Ihre Leber ist vergrößert, aufgrund der schlechten Ernährung und des Übergewichtes. Sie sagt zu mir, sie hätte Leberwerte wie ein Alkoholiker, obwohl sie selten trinkt.
Sie muss sich mittlerweile viermal am Tag Insulin spritzen, weil sie Diabetes bekommen hat.
Auch hat sie eine Erkrankung an der Wirbelsäule, die mit der Diabetes zusammenhängt. Sie hat jeden Tag große Schmerzen und bewegt sich daher nicht viel.
Ich habe zwar nicht sehr viel Hoffnung, dass ich sie umstimmen kann, aber ich dachte, wenn ich ihr einen Bericht oder eine Statistik zum Thema Übergewicht, Rauchen und Lebenserwartung vorlegen würde, wäre das vielleicht ein heilsamer Schock für Sie?
Ich habe ihr auch schon einen geraten, eine Psychotherapie zu machen, da dieses selbstzerstörerische Verhalten ja Ursachen haben muss. Leider lehnt sie bisher alles ab.
Ich mache mir Sorgen, dass ihr Zustand vielleicht schlimmer ist, als sie es wahr haben möchte.
Kann mir irgendjemand etwas zu diesem Thema sagen? Ich verkürzt doch ihre Lebenserwartung sehr stark, oder? Natürlich gibt es immer diese Beispiele wie Helmut Schmidt, der trotz Rauchen über 90 geworden ist.
Aber ich denke so etwas ist eine Ausnahme.
Danke im Voraus für die Antworten. Viele Grüße Lisa

Hallo,

es ist lieb,dass Du Dich um das Leben Deiner Tante sorgst.

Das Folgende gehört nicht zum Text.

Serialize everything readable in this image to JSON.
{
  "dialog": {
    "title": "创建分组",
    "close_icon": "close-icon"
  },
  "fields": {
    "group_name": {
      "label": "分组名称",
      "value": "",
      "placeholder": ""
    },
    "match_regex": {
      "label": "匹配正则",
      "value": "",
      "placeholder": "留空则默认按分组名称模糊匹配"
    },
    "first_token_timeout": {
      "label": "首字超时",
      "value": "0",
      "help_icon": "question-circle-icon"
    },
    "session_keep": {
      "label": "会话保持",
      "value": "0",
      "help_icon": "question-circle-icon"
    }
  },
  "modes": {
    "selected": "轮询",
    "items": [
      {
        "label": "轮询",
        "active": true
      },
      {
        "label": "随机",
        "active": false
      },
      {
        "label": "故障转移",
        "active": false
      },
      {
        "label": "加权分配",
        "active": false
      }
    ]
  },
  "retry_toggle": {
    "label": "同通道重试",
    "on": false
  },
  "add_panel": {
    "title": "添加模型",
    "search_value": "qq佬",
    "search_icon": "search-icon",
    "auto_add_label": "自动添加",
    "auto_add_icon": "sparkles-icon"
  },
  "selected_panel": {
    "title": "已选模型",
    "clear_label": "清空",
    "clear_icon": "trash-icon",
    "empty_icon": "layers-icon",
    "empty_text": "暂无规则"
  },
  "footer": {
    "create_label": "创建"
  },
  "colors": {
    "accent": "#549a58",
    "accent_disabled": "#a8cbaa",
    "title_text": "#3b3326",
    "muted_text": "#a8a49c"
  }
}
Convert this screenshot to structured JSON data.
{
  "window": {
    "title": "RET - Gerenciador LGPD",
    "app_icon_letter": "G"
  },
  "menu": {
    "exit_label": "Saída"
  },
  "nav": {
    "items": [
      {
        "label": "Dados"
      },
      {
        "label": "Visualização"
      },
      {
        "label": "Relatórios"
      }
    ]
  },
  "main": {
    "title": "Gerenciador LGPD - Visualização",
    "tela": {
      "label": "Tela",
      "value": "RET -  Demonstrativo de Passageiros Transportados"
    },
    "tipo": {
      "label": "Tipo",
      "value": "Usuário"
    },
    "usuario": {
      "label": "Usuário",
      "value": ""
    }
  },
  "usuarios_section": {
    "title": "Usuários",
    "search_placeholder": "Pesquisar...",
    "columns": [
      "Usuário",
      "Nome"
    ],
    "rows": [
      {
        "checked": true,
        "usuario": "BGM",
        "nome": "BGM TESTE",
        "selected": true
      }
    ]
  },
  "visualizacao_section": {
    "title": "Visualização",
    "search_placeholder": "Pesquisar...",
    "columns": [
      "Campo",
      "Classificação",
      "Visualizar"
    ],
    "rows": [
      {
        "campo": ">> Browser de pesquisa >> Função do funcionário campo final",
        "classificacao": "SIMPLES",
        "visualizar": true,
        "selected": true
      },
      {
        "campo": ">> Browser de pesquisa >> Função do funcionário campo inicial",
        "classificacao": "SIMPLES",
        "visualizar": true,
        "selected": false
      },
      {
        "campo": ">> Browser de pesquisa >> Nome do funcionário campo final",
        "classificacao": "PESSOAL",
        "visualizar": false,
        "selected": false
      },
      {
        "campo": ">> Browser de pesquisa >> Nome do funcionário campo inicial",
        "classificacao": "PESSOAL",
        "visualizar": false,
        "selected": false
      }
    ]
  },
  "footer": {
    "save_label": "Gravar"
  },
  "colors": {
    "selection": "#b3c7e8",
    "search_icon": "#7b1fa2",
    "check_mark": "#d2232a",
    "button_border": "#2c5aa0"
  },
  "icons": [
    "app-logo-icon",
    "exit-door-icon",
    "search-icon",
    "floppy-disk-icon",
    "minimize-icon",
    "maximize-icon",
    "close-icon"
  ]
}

Jedoch muß sie selbst einsehen,dass sie Essen und Rauchen einschränken muß.
Und da sie ja schon gesundheitliche Folge-Probleme hat und sie auch nichts ändert,kannst Du nur Dich selbst informieren und mal mit ihr zusammen was Gesundes kochen oder backen oä.

Oder erzähle ihr,dass das Insulin ein Hormon ist,welches dick macht und sie eigentlich somit ganz leicht weiß,dass Lebensmittel bei denen sie viel Insulin spritzen muß dem Abnehmen entgegen stehen.

Viel Hoffnung gibt es da wohl nicht,auch weil sie die selbst wohl aufgegeben hat.

Viel Glück wünscht Oscara

.

Hi,

das willst du nicht hören wollen, aber wenn Schmerzen im Rücken und die nicht so besonders angenehme Insulinpiekerei, die Aussicht auf Beine, die chirurgisch immer kürzer gemacht werden, weil sie sonst von selbst abschimmeln, Diabetes-bedingte Blindheit usw. nicht heilsam sind, werden es deine guten Worte sicher auch nicht.

Es ist ihr Körper (und unser Gesundheitssystem); leider kann sie beides nach Belieben belasten, wie sie gerade Lust hat.

Raucher sind übrigens ganz besonders gut darin, Krankheitsrisiken und -folgen zu ignorieren. Und jeder hofft vermutlich, ein Helmut Schmidt zu sein, aber der ist eine ganz gewaltige Ausnahme.

Wenn du dir selbst einen Gefallen tun willst, lässt du sie machen und machst dich nicht für ihre Gesundheit mitverantwortlich.

Grüße
Liete

Völlig OT
Hi,

Raucher sind übrigens ganz besonders gut darin, Krankheitsrisiken und -folgen zu ignorieren.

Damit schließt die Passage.